Группа «Гнездо». "Железный занавес". 1976

Группа «Гнездо». "Железный занавес". 1976

Государственная Третьяковская галерея

Теперь все говорят о, — в общем-то, — довольно нервозных и не слишком взвешенных инициативах, исходящих от разных более или менее официальных лиц цивилизованного мира. Инициативы эти в двух словах сводятся к тому, что, может быть, — по вполне очевидным причинам, — нефиг российским гражданам шастать по западным заграницам. Пусть эти граждане сидят дома, потому что каждый из них так или иначе в глазах западного мира ассоциируется с властью того государства, гражданином которого он является.

Да, согласен, позиция слабоватая и, уверен, что очень скоро она будет как минимум скорректирована. Но, повторяю, при всей ее логической неустойчивости, психологически она если не оправданна, то понятна.

А совсем еще недавно «рулила» другая, не менее острая и не менее склонная к философии, практике и поэтике абсурда тема — тема необходимости символической или, пуще того, буквальной отмены русской культуры как культуры, во всех своих проявлениях и образцах несущей в себе внутренний потенциал изначального, извечного, неистребимого империализма.

А в моем сознании эти две темы вдруг слились воедино, когда я вспомнил о том, что тот, кто «по умолчанию» олицетворяет эту самую русскую культуру, то есть главный национальный гений нашего отечества был невыездным.

Ага, было, было в советские времена такое слово. А также, соответственно, существовало и слово «выездной».

Да, население страны делилось на эти две не равные, мягко говоря, категории.

«Выездными» были, конечно, дипломаты и их семьи. А также работники разных внешторговских ведомств. А также некоторые артисты некоторых театров. А также некоторые музыканты некоторых оркестров. А также — некоторые другие.

Мне запомнилось какое-то интервью Сергея Михалкова конца 70-х годов. Рассказывая о своей семье, он в том числе сказал: «Мои мальчики с детства отличались любознательностью. Все время ездили то во Францию, то в Англию, то в Италию. Изучали мир, так сказать».

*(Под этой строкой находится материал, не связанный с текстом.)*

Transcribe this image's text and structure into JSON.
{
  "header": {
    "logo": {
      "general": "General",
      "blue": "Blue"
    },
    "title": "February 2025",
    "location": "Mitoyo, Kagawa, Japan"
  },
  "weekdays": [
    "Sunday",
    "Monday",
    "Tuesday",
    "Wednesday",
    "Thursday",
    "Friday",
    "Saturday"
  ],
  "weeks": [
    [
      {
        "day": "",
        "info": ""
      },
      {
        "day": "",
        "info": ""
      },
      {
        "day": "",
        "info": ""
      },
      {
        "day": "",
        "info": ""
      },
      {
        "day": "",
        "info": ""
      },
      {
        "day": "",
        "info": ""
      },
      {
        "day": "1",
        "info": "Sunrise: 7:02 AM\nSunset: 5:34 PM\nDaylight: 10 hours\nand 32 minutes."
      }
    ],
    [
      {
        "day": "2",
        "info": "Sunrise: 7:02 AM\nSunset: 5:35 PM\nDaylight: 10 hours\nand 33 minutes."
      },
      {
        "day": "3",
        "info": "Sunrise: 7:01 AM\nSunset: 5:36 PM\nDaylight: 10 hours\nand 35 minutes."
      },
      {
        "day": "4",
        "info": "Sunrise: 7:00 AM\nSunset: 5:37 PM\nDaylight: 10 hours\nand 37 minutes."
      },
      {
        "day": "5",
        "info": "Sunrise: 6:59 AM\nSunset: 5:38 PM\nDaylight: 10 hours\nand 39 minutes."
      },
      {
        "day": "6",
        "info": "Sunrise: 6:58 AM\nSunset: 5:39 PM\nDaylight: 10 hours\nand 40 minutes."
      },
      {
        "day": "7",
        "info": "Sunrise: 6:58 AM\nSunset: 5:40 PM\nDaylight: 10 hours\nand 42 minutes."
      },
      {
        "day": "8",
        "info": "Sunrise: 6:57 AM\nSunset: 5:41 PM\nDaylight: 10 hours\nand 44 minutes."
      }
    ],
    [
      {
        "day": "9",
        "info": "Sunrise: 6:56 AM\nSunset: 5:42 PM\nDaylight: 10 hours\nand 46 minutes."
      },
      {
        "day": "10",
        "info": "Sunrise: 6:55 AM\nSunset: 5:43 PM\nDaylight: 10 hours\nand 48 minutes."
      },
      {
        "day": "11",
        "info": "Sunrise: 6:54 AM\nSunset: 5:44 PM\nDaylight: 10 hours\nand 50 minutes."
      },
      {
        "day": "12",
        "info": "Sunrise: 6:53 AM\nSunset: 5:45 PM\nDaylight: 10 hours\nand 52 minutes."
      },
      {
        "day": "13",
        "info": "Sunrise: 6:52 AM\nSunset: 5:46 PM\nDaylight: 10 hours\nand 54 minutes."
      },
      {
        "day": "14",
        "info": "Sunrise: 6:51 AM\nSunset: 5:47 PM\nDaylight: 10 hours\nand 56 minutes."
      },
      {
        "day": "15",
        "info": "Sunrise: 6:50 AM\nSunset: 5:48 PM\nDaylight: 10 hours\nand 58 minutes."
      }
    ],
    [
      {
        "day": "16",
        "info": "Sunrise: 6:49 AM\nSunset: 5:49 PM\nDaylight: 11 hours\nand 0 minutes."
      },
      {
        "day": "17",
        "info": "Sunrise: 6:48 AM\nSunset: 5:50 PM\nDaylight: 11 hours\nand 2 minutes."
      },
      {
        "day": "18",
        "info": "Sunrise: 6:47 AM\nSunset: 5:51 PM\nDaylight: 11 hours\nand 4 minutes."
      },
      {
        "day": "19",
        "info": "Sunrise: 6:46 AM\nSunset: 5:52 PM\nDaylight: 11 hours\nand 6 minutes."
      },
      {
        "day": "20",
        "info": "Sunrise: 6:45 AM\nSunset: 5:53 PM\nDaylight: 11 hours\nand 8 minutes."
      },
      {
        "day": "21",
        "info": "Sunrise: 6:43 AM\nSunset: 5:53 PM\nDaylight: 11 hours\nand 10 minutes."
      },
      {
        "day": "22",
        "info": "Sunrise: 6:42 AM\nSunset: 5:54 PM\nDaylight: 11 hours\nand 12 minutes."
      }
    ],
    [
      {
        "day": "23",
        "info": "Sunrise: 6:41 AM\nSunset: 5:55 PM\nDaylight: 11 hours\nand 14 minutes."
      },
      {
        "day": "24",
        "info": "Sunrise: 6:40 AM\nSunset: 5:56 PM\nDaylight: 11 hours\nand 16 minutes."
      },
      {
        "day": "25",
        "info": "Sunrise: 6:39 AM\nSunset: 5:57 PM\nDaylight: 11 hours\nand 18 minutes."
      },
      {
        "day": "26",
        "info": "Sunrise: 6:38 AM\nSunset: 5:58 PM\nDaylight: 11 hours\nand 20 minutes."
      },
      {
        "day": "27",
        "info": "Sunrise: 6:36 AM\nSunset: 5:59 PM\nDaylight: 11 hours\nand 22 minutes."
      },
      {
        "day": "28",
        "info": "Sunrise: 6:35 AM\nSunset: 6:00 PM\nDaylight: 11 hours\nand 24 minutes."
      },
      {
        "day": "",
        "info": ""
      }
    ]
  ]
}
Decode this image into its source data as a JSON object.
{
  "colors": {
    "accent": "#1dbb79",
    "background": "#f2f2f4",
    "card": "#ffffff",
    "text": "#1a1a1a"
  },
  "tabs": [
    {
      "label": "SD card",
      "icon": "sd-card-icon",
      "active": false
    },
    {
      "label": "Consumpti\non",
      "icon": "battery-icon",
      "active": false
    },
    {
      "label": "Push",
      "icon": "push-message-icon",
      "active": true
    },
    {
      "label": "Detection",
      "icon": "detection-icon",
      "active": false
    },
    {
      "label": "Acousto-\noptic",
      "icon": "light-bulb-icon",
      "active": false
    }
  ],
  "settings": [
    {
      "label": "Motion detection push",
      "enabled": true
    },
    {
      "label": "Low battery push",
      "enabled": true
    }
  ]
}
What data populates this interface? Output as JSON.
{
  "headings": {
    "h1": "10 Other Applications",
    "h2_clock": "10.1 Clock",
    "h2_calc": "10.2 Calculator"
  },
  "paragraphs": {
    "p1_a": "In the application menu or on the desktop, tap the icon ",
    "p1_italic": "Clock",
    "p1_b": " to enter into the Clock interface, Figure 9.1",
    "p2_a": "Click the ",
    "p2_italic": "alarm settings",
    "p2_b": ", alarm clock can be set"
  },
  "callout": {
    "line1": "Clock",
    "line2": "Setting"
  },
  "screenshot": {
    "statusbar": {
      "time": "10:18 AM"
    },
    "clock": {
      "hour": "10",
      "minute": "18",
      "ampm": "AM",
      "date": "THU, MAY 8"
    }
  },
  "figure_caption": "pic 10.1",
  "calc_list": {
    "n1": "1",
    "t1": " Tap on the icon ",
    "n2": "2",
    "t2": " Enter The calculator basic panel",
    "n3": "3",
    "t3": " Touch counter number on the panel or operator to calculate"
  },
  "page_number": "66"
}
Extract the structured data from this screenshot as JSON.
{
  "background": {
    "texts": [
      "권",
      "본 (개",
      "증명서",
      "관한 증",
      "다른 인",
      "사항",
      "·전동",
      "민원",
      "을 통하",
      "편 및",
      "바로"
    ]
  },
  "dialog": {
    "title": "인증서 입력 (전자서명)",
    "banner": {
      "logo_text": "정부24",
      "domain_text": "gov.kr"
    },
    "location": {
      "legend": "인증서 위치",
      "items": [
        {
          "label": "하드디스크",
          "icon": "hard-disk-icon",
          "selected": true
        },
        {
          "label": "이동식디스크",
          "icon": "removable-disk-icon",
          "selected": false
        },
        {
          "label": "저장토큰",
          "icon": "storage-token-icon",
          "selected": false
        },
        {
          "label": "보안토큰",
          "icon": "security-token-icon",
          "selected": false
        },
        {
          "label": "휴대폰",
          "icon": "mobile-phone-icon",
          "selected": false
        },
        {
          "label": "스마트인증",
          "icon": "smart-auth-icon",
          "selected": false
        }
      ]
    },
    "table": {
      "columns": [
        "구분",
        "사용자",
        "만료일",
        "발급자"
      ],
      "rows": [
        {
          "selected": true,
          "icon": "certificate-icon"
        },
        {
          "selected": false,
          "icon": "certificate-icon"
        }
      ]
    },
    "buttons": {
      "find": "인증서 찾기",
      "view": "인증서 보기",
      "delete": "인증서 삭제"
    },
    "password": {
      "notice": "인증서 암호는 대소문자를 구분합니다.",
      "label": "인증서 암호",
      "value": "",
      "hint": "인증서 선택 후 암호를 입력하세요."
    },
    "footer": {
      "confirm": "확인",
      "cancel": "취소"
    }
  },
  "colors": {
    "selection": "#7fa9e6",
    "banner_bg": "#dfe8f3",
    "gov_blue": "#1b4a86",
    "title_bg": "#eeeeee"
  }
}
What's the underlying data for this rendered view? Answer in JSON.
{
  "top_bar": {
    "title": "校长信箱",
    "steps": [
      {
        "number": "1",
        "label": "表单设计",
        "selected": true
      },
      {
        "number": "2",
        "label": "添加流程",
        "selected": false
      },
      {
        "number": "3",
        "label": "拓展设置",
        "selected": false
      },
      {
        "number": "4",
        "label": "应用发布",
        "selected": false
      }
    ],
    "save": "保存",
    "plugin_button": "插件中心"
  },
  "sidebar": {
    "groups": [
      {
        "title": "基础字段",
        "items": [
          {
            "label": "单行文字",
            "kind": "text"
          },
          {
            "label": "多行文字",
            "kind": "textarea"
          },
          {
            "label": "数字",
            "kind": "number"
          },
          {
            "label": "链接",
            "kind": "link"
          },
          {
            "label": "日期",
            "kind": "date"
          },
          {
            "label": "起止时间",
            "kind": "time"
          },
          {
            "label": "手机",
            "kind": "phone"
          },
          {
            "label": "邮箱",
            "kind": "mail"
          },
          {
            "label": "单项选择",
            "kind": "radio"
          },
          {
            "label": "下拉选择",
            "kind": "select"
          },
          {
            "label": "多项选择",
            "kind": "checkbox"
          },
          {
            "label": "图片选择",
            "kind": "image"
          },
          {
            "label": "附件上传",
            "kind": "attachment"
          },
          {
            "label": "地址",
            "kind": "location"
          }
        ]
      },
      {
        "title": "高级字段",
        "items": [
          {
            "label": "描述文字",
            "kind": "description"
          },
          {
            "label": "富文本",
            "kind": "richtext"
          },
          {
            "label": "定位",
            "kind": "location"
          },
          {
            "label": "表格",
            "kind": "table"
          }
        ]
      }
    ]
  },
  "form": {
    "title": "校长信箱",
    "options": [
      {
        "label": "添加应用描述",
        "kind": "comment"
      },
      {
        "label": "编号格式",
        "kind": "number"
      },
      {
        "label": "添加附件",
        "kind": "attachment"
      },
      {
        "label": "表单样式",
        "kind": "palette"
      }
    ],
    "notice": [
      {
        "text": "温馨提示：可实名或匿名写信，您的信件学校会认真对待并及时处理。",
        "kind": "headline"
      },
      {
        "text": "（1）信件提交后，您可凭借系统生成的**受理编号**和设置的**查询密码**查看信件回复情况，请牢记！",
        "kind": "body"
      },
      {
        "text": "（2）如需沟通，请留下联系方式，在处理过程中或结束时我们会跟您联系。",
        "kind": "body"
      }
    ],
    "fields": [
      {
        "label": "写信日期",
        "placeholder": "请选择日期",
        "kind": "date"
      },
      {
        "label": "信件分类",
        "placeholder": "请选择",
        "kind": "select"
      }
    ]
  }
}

Остальные, — и это было абсолютное большинство, — изучали мир все больше по книжкам, по «обрезанным» западным кинофильмам или по телевизионным «клубам кинопутешествий». Помню, как мне запала в душу и надолго застряла там фраза кого-то из ведущих: «Сидней встретил нас проливным дождем».

Для моего поколения и, соответственно, моего круга заграница была явлением полумистическим. Мы знали, что есть какой-то Запад. Но его как бы и не было. Он был отчасти выдумкой, утопией. Сам факт его существования подвергался метафизическому сомнению.

Если мы сами себя ощущали в колючих железных скобках, то Запад был заключен в кавычки.

Он напоминал о себе только нечастыми визитами в Москву наших друзей-иностранцев, а также доходившими до нас разрозненными свидетельствами его существования — книжками, пластинками и пачками «Мальборо».

Для меня и людей моего круга, то есть для решительно и окончательно «невыездных», с начала 70-х годов проблема выезда могла решиться только одним способом. Этим способом была эмиграция.